5 Feet of Fury

No, not the George Hamilton movie — the other one

Maybe you had to be a child of the 1970s to “get” Evel Knievel.

(UPDATE — Or not?)

(Let’s face it: I still don’t “get” Al Jolson. But remain open to assistance…)

It was the last decade someone like Knievel could have emerged in America — and only there, of course.

(Canada’s version was, well, Canadian…)

Picture the kryptonite effect that Knievel must have on today’s epic beta male faggots and their cunty counterparts:

No helmet. No Harvard degree. Using lots and lots of evil gasoline. Risking (and accomplishing) great physical injury. Possibly inspiring idiots to do the same. (Think of the children!! If it only saves one life!!!) Devoting his life to amusing the tacky masses with their “idiot boxes.” Making way too much money by doing something utterly useless and irresponsible, and not even doing it particularly well, but marketing your own epic failures brilliantly.

That’s actually the only thing I can imagine today’s “unmanned drones” (as I like to call “male” liberals) liking about Knievel: That, in a sense, he was a loser — like I said, his overly ambitious stunts rarely succeeded.

If only peanuts had somehow been involved, he’d be considered Hitler right now.

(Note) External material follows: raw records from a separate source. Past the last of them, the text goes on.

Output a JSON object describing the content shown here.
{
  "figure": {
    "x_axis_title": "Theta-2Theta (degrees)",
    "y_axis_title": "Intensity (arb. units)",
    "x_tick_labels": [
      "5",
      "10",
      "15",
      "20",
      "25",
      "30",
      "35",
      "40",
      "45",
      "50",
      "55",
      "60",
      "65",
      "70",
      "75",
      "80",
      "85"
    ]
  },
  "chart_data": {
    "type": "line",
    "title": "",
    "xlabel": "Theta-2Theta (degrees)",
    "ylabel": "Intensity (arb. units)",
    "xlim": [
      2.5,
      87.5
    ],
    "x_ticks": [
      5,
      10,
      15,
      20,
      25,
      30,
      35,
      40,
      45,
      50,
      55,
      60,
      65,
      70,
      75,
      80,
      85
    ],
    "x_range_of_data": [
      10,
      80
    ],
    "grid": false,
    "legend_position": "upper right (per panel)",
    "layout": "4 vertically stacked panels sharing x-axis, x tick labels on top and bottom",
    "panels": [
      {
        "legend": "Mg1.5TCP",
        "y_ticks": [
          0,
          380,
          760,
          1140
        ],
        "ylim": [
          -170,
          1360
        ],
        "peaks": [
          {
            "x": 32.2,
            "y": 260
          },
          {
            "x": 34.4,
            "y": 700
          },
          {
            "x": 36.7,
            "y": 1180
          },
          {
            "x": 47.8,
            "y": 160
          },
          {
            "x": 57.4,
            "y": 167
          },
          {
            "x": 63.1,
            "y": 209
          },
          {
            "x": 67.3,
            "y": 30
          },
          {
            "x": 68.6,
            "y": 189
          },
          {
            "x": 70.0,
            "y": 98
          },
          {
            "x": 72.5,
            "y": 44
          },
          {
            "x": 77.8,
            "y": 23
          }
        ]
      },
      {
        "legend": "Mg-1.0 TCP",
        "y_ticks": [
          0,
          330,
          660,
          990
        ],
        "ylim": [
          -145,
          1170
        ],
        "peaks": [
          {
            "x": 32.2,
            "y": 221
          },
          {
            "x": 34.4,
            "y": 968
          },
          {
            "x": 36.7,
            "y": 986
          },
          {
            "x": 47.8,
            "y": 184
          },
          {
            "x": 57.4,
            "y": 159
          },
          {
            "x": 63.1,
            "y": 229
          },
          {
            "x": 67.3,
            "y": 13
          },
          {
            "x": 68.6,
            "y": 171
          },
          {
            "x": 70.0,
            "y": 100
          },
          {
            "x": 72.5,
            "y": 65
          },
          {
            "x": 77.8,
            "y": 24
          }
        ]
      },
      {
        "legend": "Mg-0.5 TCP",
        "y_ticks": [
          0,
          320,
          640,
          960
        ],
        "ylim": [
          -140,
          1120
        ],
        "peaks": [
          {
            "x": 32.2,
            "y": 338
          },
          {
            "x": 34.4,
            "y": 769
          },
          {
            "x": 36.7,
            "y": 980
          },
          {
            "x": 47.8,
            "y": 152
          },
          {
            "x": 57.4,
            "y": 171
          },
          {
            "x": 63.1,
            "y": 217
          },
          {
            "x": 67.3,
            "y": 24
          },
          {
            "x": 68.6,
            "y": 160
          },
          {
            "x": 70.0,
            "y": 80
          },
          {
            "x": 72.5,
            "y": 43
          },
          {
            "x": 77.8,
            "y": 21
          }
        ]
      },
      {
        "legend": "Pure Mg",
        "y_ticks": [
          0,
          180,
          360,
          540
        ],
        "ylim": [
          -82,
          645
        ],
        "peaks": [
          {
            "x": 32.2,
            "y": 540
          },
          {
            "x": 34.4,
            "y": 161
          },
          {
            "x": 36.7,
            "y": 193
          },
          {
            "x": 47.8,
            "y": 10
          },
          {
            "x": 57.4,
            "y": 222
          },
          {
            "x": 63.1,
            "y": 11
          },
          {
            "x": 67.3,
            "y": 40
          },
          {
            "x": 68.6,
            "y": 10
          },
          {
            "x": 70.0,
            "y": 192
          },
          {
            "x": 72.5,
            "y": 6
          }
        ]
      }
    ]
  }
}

But peanuts were involved, sort of:

How cosmically apt that Knievel emerged during the Jimmy “Put on a Sweater” Carter administration. Fuck gas shortages. Fuck pollution. Fuck sober post-Watergate introspection and humility.

The bring-down of having Carter inside the White House during the Bicentennial (don’t you wish it had been Reagan?) was almost singlehandedly counterbalanced by Knievel’s garish red-white-and-blue ever-presence outside it.